Dictadores, reyes, jeques y políticos demócratas, en el Gobierno y en la oposición, desde un presidente a un concejal de pueblo, todos se pirran por un asiento en el palco de un estadio. No se es nadie si no se consigue una plaza en la tribuna de autoridades. Está claramente definida. Por eso el estadio es tan necesario, tan requerido, tan previsto, tan promocionado, más tarde o más temprano, por los señores de la cosa pública. Cuanto más grande mejor.

Sevilla no iba a ser menos. También tiene su estadio. Olímpico. Mejor: olímpico. El de la Cartuja fue proyectado y construido para eso, para unas Olímpiadas. Pero ha albergado una muestra de arte cofrade (y no les quepa la menor duda de que muchos en la ciudad han aplaudido el cambio). Pero qué más da, esas autoridades de la tribuna, esos que parten el bacalao, los que están en la pomada, los que gobiernan -y sus amigos que los ayudan a gobernar, los del palco VIP-, tienen siempre a punto el reclamo, el gancho, del deporte o de la religión para congraciarse con el respetable cuando la cosa se pone chunga y para hacerse pasar por uno de los suyos, muy del pueblo, lo mismo encasquetándose una bufanda del equipo más fardón esa temporada que colgándose el medallón de la sagrada imagen que toque. Afición y Tradición. Funda un listo un partido con este nombre y a poco está sentado en la mesa de negociaciones para formar nuevo Gobierno. Visto lo visto.
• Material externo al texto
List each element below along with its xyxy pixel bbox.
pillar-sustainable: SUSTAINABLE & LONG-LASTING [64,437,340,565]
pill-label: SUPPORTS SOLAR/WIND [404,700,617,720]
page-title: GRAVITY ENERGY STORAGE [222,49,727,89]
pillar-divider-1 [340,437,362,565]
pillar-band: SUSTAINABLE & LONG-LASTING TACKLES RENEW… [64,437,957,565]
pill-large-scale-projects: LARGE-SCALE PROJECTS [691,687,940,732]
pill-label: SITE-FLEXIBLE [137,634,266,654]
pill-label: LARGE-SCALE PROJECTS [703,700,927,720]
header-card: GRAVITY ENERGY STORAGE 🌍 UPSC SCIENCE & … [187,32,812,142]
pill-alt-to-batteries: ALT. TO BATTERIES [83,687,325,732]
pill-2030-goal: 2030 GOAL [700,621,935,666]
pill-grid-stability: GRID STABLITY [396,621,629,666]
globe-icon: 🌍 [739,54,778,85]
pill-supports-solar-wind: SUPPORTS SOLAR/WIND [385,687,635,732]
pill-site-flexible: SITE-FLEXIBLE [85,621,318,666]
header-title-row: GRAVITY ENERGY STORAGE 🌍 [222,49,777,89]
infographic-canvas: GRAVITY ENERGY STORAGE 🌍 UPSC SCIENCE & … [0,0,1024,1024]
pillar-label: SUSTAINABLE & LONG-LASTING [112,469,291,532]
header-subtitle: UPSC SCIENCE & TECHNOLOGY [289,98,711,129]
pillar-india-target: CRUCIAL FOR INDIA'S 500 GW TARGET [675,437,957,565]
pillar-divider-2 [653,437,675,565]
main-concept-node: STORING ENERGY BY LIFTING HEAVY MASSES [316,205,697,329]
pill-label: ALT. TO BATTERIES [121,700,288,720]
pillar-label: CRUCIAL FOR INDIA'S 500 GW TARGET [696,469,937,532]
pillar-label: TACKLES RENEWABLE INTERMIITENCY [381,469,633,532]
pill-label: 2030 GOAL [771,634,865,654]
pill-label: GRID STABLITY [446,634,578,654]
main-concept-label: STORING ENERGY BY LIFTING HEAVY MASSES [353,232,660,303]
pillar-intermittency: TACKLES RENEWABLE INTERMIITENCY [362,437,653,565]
Los gobiernos pierden no el norte, sino los cuatro puntos cardinales por un estadio. Sobre todo los municipales. Al estadio de una ciudad -y no digo ya de un pueblo- le ponen el nombre de un alcalde y éste ya puede diñarla en paz. Si el estadio, olímpico o a secas, queda después para acoger una feria de antigüedades, al alcalde en cuestión se la trufa. El está muerto, pero el estadio lleva su nombre, aunque se caigan a pedazos las letras de su apellido. Así es la megalomanía.
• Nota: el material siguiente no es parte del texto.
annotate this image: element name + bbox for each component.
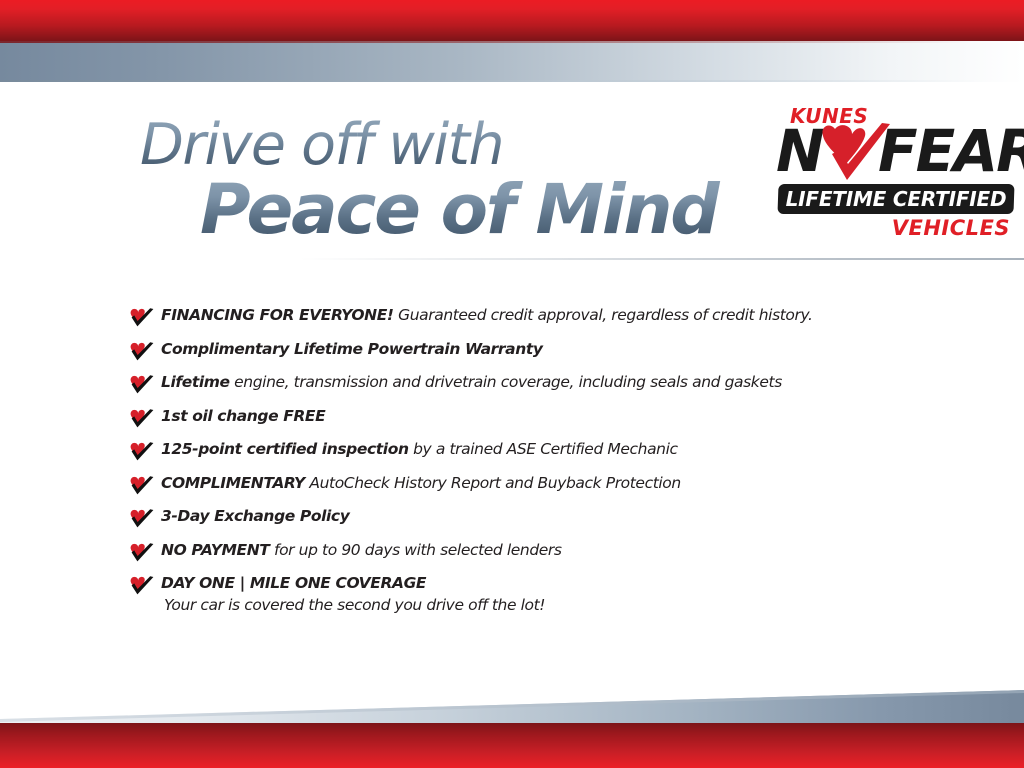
list-item-text: COMPLIMENTARY AutoCheck History Report a… [161, 474, 980, 493]
list-item-text: FINANCING FOR EVERYONE! Guaranteed credi… [161, 306, 980, 325]
list-item-bold: Lifetime [161, 373, 230, 391]
list-item-body: Complimentary Lifetime Powertrain Warran… [161, 340, 980, 359]
list-item-bold: NO PAYMENT [161, 541, 269, 559]
heart-check-bullet-icon [130, 475, 154, 497]
list-item: Complimentary Lifetime Powertrain Warran… [130, 340, 980, 363]
list-item: 3-Day Exchange Policy [130, 507, 980, 530]
list-item-body: FINANCING FOR EVERYONE! Guaranteed credi… [161, 306, 980, 325]
list-item-rest: for up to 90 days with selected lenders [269, 541, 561, 559]
logo-lifetime-certified-text: LIFETIME CERTIFIED [778, 184, 1014, 214]
top-red-stripe [0, 0, 1024, 41]
list-item-bold: COMPLIMENTARY [161, 474, 305, 492]
heart-check-bullet-icon [130, 408, 154, 430]
heart-check-bullet-icon [130, 307, 154, 329]
list-item: COMPLIMENTARY AutoCheck History Report a… [130, 474, 980, 497]
list-item: 125-point certified inspection by a trai… [130, 440, 980, 463]
list-item-body: 125-point certified inspection by a trai… [161, 440, 980, 459]
heart-check-bullet-icon [130, 542, 154, 564]
list-item-rest: engine, transmission and drivetrain cove… [230, 373, 782, 391]
list-item: FINANCING FOR EVERYONE! Guaranteed credi… [130, 306, 980, 329]
logo-word-fear: FEAR [878, 122, 1024, 180]
list-item: Lifetime engine, transmission and drivet… [130, 373, 980, 396]
list-item-text: DAY ONE | MILE ONE COVERAGE [161, 574, 980, 593]
list-item-text: Lifetime engine, transmission and drivet… [161, 373, 980, 392]
kunes-no-fear-logo: KUNES N FEAR LIFETIME CERTIFIED VEHICLES [774, 104, 1016, 244]
heart-check-bullet-icon [130, 508, 154, 530]
bottom-banner-stripes [0, 690, 1024, 768]
list-item-bold: DAY ONE | MILE ONE COVERAGE [161, 574, 426, 592]
list-item: DAY ONE | MILE ONE COVERAGE Your car is … [130, 574, 980, 615]
list-item-rest: Guaranteed credit approval, regardless o… [394, 306, 813, 324]
list-item-text: NO PAYMENT for up to 90 days with select… [161, 541, 980, 560]
headline-line-2: Peace of Mind [200, 177, 758, 243]
list-item-text: 125-point certified inspection by a trai… [161, 440, 980, 459]
heart-check-bullet-icon [130, 374, 154, 396]
page-title: Drive off with Peace of Mind [138, 118, 758, 243]
list-item-body: 3-Day Exchange Policy [161, 507, 980, 526]
logo-nofear-wordmark: N FEAR [774, 124, 1016, 186]
list-item-bold: FINANCING FOR EVERYONE! [161, 306, 394, 324]
headline-line-1: Drive off with [140, 118, 758, 173]
logo-lifetime-certified-bar: LIFETIME CERTIFIED [777, 184, 1014, 214]
list-item-text: 3-Day Exchange Policy [161, 507, 980, 526]
heart-check-bullet-icon [130, 575, 154, 597]
top-gray-stripe [0, 41, 1024, 82]
list-item-body: DAY ONE | MILE ONE COVERAGE Your car is … [161, 574, 980, 615]
bottom-red-stripe [0, 723, 1024, 768]
list-item-subtext: Your car is covered the second you drive… [164, 595, 980, 615]
list-item-body: 1st oil change FREE [161, 407, 980, 426]
list-item: 1st oil change FREE [130, 407, 980, 430]
advertisement-canvas: Drive off with Peace of Mind KUNES N FEA… [0, 0, 1024, 768]
heart-check-bullet-icon [130, 341, 154, 363]
list-item-body: COMPLIMENTARY AutoCheck History Report a… [161, 474, 980, 493]
list-item-bold: 1st oil change FREE [161, 407, 325, 425]
list-item-rest: by a trained ASE Certified Mechanic [409, 440, 678, 458]
benefits-list: FINANCING FOR EVERYONE! Guaranteed credi… [130, 306, 980, 626]
list-item-text: 1st oil change FREE [161, 407, 980, 426]
top-banner-stripes [0, 0, 1024, 84]
list-item-bold: Complimentary Lifetime Powertrain Warran… [161, 340, 543, 358]
list-item-bold: 3-Day Exchange Policy [161, 507, 349, 525]
logo-word-vehicles: VEHICLES [892, 216, 1010, 240]
list-item-text: Complimentary Lifetime Powertrain Warran… [161, 340, 980, 359]
list-item: NO PAYMENT for up to 90 days with select… [130, 541, 980, 564]
header-divider [300, 258, 1024, 260]
list-item-rest: AutoCheck History Report and Buyback Pro… [305, 474, 681, 492]
list-item-body: Lifetime engine, transmission and drivet… [161, 373, 980, 392]
list-item-body: NO PAYMENT for up to 90 days with select… [161, 541, 980, 560]
list-item-bold: 125-point certified inspection [161, 440, 409, 458]
heart-check-bullet-icon [130, 441, 154, 463]
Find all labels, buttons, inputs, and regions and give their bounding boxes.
Un fósil de antes de la última glaciación o un buque fantasma a la deriva es lo que parece, en medio de la nada, el estadio olímpico de Sevilla que no es olímpico y que en 2019, el de su veinte cumpleaños, no va a ser nada. Las camadas de gatos que habitan en las tripas de la mole van a ser felices, no les molestarán los greñudos de AC/DC ni las pijitas de Alejandro Sanz. Su cubierta se cae y hay que arreglarla. Así que cierre. Y sin noticias de la reapertura. No se trata de darle un flete y ya está, es un obrón. De 15 millones de euros. A ver de dónde salen, a ver quién los pone. ¿15 kilos más para el estadio? ¿Para qué? ¿Para más amistosos mortecinos de la selección o para un jubiloso bautizo colectivo de Testigos de Jehová? Mejor que lo dejen como está. Que las generaciones venideras sepan que sus antecesores eran espléndidos y no reparaban en gastos a la hora de levantar un Monumento a la Ruina.